The Circus Polka was a triumph. As one historian put it, “The only stampede was to the box office.” Thousands attended the 42 performances. Millions more saw it as it toured the country. Yet after the 1942 season it was never performed again. North’s Ringling cousins began to fight for more control of the programming and the content. The circus became less adventurous. The glorious attempt to blend high and low culture came to an end.

But the Circus Polka took on a life of its own. Stravinsky (in an odd twist of fate, his son Soulima, also a composer, retired to Siesta Key and died in a nursing home on Tuttle Avenue in 1994) reorchestrated the piece for a symphony orchestra, and today it is in the repertoire of companies all over the world. Jerome Robbins, Balanchine’s great rival for the title of most influential choreographer, created his own version. He replaced the elephants with little girls in pink tutus and had a ringmaster direct them.  Mikhail Baryshnikov played the role several times and reviewers called it “cute in the best possible way.”

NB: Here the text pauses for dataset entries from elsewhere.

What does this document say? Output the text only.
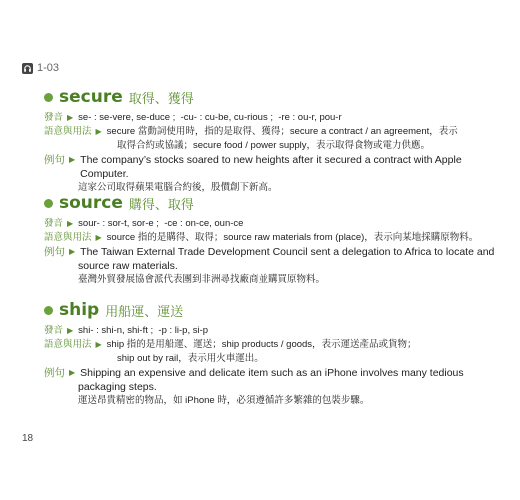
1-03
secure 取得、獲得
發音 ▶ se- : se-vere, se-duce ; -cu- : cu-be, cu-rious ; -re : ou-r, pou-r
語意與用法 ▶ secure 當動詞使用時，指的是取得、獲得；secure a contract / an agreement，表示
取得合約或協議；secure food / power supply，表示取得食物或電力供應。
例句 ▶ The company’s stocks soared to new heights after it secured a contract with Apple Computer.
這家公司取得蘋果電腦合約後，股價創下新高。
source 購得、取得
發音 ▶ sour- : sor-t, sor-e ; -ce : on-ce, oun-ce
語意與用法 ▶ source 指的是購得、取得；source raw materials from (place)，表示向某地採購原物料。
例句 ▶ The Taiwan External Trade Development Council sent a delegation to Africa to locate and
source raw materials.
臺灣外貿發展協會派代表團到非洲尋找廠商並購買原物料。
ship 用船運、運送
發音 ▶ shi- : shi-n, shi-ft ; -p : li-p, si-p
語意與用法 ▶ ship 指的是用船運、運送；ship products / goods，表示運送產品或貨物；
ship out by rail，表示用火車運出。
例句 ▶ Shipping an expensive and delicate item such as an iPhone involves many tedious
packaging steps.
運送昂貴精密的物品，如 iPhone 時，必須遵循許多繁雜的包裝步驟。
18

Six-year-old girls instead of elephants. Maybe it’s better that way. It has become the fashion today to re-examine the past and make moral judgments about it. From this point of view, the Circus Polka changes from a nice little story about a circus performance and turns into a tale of abuse and exploitation.

Ringling's elephants performing the Circus Polka

Ringling's elephants performing the Circus Polka

Elephants are sensitive animals, social in nature, who communicate, raise families, mourn their dead, empathize and mentor their young. The ones that worked for Ringling were forced into a life very different from what nature intended. Now they were separated from their mothers shortly after birth and trained, with bull hooks, whippings and electric shock, to perform tricks. They lived in cages, were often chained and forced to stand all day on concrete. It must have been a very unhappy existence.

In the 1970s, the emerging animal rights movement took aim at Ringling Bros. and waged a decades-long campaign that not only ended the elephants’ participation in the circus but eventually the circus as well. In a sort of “#metoo” coda to the story, the elephants finally got the circus canceled. For good. Ringling Bros. and Barnum & Bailey officially closed down on May 21, 2017, after 133 years in business.

One wonders what the elephants thought about all this. When they retired, which they did when they got too old to work, they were sent to an animal preserve to live out their days. People who worked there reported that sometimes they would see members of the herd standing there, finally free from their cages and bull hooks, with their heads swaying and their feet moving, doing the Circus Polka.